University Field
- Interactive map of University Field
- Location: Hofstra Boulevard, Hempstead, New York, USA
- Coordinates: 40°43′13″N 73°35′55″W﻿ / ﻿40.720236°N 73.598557°W
- Owner: Hofstra University
- Operator: Hofstra University
- Capacity: 400
- Surface: Competition Turf (infield) Natural grass (outfield)
- Scoreboard: Electronic
- Field size: 331 feet (Left field) 380 feet (Center field) 340 feet (Right field)

Construction
- Renovated: 1990, 1991, 2002-3, 2004, 2006, 2010

Tenant
- Hofstra Pride baseball (CAA)

= University Field (Hofstra) =

Baseball venue in Hempstead, New York

University Field is a baseball venue in Hempstead, New York, United States. It is home to the Hofstra Pride baseball team of the NCAA Division I Colonial Athletic Association. The facility has a capacity of 400 spectators.
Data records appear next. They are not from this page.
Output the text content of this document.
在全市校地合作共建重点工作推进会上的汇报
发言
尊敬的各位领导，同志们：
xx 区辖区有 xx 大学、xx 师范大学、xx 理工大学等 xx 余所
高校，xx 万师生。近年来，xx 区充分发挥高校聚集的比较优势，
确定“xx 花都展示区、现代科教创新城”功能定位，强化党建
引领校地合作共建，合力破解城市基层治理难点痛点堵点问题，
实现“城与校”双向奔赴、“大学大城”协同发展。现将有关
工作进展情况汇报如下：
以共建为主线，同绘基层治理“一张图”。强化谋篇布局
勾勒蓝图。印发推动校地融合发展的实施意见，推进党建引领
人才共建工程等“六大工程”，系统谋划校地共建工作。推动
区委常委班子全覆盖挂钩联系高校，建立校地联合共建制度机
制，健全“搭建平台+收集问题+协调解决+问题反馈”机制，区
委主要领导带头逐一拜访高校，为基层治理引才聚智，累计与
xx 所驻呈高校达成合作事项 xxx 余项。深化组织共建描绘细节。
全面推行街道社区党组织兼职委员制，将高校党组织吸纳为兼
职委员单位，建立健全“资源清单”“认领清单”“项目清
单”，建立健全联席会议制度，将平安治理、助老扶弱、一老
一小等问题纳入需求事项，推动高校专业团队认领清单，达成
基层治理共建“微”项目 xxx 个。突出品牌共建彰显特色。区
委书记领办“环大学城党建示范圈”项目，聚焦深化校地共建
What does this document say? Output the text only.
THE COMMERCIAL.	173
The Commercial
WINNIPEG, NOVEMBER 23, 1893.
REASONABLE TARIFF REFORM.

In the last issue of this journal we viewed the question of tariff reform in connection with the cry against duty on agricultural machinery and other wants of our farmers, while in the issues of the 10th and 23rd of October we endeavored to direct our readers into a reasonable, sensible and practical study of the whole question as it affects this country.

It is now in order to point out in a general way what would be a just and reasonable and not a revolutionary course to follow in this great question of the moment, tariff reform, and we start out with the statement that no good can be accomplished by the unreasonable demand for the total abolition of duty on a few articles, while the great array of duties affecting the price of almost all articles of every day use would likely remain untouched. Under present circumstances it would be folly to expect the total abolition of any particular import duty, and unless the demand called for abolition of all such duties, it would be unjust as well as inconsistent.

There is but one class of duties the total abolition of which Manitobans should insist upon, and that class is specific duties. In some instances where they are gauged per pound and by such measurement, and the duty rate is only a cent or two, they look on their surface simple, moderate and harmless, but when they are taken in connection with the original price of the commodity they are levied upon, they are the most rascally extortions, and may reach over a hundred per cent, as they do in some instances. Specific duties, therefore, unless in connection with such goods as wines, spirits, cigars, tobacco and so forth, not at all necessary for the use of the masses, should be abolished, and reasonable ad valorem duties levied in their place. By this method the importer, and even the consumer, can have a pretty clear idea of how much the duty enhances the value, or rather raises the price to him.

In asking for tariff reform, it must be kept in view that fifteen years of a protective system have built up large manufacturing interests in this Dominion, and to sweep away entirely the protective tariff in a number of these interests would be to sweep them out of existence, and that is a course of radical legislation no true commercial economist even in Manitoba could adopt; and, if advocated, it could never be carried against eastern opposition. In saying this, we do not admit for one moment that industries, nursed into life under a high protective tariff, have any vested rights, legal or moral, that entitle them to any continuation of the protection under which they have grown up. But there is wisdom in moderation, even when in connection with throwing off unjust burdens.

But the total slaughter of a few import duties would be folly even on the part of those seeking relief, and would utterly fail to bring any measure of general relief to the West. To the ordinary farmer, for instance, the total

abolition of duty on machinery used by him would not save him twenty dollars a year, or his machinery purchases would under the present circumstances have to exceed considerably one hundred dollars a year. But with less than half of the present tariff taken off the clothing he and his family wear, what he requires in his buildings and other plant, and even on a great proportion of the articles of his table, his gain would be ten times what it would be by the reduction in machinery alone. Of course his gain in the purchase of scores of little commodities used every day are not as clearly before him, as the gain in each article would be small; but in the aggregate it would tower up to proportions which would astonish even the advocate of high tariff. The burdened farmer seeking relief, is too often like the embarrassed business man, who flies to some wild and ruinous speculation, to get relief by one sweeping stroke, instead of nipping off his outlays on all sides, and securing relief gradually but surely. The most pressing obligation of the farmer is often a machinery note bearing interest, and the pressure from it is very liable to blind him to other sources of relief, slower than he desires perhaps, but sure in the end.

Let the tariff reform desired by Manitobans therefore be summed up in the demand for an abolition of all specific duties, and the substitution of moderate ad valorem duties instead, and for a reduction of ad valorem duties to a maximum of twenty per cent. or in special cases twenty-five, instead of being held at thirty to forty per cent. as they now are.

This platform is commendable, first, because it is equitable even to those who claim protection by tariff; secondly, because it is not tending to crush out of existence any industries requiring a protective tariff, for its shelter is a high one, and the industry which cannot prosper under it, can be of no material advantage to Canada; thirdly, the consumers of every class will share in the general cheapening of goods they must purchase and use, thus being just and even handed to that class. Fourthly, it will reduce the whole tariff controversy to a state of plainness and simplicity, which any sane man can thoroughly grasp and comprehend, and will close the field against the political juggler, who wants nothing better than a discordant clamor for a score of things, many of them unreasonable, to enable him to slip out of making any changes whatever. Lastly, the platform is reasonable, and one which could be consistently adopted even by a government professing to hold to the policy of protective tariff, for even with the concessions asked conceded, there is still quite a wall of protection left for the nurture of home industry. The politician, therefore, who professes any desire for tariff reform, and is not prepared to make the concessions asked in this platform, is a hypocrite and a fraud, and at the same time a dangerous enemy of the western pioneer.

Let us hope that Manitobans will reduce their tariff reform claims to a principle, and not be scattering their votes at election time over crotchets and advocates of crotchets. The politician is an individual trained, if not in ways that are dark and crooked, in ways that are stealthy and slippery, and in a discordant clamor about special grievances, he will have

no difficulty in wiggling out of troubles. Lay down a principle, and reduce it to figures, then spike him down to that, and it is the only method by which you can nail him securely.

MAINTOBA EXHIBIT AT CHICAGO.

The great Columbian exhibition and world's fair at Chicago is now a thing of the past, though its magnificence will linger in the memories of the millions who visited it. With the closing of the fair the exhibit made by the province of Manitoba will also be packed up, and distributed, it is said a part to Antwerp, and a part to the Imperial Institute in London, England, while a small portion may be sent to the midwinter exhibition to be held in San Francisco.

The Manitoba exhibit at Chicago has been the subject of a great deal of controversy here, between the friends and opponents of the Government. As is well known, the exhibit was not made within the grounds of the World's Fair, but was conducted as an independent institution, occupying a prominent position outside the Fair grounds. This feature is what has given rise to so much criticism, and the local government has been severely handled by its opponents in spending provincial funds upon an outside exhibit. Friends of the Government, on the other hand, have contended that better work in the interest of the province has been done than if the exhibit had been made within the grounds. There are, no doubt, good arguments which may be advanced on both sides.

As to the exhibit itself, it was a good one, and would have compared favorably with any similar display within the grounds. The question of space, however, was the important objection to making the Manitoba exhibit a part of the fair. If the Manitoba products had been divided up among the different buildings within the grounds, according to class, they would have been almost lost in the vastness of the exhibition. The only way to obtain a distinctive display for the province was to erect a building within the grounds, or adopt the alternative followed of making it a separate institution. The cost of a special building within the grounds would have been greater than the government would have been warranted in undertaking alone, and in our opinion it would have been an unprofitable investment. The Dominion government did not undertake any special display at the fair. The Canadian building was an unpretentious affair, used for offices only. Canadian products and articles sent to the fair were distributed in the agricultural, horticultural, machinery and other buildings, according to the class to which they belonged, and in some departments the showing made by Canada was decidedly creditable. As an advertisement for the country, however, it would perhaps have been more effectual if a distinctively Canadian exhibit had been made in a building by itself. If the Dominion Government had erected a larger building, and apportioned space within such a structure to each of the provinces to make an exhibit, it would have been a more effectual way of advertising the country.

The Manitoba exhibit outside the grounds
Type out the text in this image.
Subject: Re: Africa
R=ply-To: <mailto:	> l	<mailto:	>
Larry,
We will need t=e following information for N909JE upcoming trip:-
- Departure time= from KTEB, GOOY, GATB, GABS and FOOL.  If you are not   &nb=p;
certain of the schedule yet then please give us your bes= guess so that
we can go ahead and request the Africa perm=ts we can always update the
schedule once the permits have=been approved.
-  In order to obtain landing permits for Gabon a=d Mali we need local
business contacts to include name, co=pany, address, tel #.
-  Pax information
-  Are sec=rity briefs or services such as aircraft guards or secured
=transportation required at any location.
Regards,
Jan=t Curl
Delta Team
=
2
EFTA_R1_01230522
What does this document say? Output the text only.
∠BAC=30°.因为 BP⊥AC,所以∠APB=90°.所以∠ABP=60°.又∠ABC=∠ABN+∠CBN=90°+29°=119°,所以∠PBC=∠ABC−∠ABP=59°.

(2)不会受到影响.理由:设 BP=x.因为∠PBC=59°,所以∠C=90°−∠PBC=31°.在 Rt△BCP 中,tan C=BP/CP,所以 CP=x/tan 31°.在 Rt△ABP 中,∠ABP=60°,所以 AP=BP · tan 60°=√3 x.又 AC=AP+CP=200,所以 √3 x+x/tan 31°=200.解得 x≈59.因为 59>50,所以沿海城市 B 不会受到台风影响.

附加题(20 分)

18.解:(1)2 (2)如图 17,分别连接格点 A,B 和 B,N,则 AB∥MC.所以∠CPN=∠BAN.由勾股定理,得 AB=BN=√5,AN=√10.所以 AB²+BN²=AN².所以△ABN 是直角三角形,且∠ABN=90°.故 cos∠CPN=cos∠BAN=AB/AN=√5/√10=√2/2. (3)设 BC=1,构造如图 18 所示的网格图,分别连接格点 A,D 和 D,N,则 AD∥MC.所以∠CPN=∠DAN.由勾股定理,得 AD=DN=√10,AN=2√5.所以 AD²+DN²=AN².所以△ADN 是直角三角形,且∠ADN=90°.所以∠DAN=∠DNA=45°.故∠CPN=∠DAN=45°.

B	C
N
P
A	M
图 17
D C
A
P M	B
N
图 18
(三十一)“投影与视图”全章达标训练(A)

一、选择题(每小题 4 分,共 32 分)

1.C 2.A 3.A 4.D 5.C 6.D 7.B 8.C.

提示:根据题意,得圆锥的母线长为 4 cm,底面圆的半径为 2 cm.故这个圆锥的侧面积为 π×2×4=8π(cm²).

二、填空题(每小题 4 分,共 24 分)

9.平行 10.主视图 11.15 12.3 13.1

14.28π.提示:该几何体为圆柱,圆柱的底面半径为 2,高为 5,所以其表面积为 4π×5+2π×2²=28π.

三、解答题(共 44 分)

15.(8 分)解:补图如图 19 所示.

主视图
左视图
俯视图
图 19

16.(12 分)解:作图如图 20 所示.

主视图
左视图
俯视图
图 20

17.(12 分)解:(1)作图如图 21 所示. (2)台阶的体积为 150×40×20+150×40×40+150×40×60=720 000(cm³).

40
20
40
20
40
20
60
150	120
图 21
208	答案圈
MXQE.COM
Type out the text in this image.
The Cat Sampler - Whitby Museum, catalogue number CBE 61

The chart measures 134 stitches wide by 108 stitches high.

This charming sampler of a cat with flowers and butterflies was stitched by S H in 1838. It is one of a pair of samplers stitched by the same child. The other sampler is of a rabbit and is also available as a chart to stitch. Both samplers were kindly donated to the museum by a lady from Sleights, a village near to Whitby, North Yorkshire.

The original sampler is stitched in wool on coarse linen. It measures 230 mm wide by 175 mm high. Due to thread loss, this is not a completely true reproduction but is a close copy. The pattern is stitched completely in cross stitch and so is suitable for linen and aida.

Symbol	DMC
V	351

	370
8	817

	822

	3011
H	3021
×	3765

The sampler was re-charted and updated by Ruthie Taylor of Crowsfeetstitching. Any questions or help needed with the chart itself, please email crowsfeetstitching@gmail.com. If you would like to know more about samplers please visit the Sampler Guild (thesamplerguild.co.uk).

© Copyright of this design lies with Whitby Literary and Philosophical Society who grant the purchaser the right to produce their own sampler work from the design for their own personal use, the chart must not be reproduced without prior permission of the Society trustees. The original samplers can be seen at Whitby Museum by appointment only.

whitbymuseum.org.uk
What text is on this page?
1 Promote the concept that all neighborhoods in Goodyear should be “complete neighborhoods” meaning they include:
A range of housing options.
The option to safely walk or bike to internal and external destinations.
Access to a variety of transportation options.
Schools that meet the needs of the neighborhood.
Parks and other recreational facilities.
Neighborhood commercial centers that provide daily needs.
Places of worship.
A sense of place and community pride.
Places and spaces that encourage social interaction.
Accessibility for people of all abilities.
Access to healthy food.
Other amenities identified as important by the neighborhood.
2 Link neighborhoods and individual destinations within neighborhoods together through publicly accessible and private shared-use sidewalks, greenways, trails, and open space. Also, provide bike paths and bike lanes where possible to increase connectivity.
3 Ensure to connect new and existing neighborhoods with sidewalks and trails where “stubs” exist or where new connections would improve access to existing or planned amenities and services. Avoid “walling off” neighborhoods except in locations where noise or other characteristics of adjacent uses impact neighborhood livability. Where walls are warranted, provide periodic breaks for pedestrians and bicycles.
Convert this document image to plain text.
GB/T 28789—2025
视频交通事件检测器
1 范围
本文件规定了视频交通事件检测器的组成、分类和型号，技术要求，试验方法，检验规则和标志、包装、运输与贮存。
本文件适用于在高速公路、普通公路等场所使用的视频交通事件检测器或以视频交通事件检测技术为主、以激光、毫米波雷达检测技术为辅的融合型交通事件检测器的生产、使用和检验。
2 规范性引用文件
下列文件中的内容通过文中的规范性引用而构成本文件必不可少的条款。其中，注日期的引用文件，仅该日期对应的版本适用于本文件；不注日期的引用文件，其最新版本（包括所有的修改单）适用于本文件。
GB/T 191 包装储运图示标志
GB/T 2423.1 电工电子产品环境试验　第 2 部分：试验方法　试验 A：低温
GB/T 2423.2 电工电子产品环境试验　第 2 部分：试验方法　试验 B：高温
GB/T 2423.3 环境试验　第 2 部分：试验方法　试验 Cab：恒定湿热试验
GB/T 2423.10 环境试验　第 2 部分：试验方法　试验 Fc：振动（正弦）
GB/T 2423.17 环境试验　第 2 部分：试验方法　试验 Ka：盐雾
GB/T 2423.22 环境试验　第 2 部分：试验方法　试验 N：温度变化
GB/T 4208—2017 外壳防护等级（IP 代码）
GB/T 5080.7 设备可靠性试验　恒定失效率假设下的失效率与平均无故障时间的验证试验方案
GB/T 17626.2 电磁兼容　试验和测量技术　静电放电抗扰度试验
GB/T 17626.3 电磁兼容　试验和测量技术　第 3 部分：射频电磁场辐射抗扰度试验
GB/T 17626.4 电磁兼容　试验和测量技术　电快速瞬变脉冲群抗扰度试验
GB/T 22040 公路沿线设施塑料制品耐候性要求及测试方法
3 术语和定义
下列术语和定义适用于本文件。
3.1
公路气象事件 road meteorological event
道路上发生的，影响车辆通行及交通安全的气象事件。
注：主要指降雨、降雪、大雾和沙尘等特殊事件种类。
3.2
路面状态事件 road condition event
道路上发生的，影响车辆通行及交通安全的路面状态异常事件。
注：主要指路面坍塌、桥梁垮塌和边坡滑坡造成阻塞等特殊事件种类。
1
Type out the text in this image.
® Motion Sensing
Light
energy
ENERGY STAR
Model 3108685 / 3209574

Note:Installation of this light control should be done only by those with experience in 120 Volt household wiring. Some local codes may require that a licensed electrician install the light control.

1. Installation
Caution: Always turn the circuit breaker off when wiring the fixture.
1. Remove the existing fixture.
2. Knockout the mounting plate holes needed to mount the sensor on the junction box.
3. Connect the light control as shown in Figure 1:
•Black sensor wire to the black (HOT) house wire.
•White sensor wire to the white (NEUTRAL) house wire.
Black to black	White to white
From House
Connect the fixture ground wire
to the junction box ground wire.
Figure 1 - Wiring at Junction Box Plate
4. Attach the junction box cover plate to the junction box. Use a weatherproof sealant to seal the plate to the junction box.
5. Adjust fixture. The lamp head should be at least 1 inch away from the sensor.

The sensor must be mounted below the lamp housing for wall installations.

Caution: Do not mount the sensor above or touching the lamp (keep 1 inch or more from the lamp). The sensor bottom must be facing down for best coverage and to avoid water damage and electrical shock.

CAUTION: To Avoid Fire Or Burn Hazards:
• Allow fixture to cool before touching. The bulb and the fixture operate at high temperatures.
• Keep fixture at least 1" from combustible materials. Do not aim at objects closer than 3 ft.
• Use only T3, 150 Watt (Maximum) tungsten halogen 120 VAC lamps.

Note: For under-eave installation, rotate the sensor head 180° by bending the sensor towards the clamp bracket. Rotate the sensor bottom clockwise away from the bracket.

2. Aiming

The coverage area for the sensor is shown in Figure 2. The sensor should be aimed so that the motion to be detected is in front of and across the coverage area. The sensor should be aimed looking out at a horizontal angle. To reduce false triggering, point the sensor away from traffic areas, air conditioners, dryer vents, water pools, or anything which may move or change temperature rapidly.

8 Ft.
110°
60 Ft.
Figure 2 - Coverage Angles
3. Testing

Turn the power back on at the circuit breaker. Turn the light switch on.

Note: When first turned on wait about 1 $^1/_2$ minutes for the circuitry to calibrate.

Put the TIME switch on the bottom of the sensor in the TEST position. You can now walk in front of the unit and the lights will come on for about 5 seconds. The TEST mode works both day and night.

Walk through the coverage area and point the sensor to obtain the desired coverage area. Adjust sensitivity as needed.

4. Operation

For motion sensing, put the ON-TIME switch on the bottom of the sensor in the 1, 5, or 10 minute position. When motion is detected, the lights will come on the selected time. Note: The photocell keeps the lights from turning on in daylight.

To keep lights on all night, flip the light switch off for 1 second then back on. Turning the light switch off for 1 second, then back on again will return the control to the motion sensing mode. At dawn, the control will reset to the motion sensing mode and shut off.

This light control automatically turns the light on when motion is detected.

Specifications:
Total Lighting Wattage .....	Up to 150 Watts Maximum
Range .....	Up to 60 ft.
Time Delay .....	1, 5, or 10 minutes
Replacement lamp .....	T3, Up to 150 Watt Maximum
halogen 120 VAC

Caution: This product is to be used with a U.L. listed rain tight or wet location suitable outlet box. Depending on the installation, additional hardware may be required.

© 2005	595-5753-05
The field features a Competition Turf artificial surface in the infield and a natural grass surface in the outfield.

== Renovations ==
In the 1990s and 2000s, the facility underwent several renovations. In 1990, a new, wooden outfield wall was constructed. In 1991, new dugouts were added, foul territory fencing was replaced, and fencing was built around the bullpens. In 2002 and 2003, 70-foot sunken dugouts with fencing were constructed. In 2004, the warning track was resurfaced. In 2006, a new electronic scoreboard, located beyond the right center field fence, was installed. In 2010, the Quinn Family Grandstand, which includes 400 chairback seats and a press box, was completed.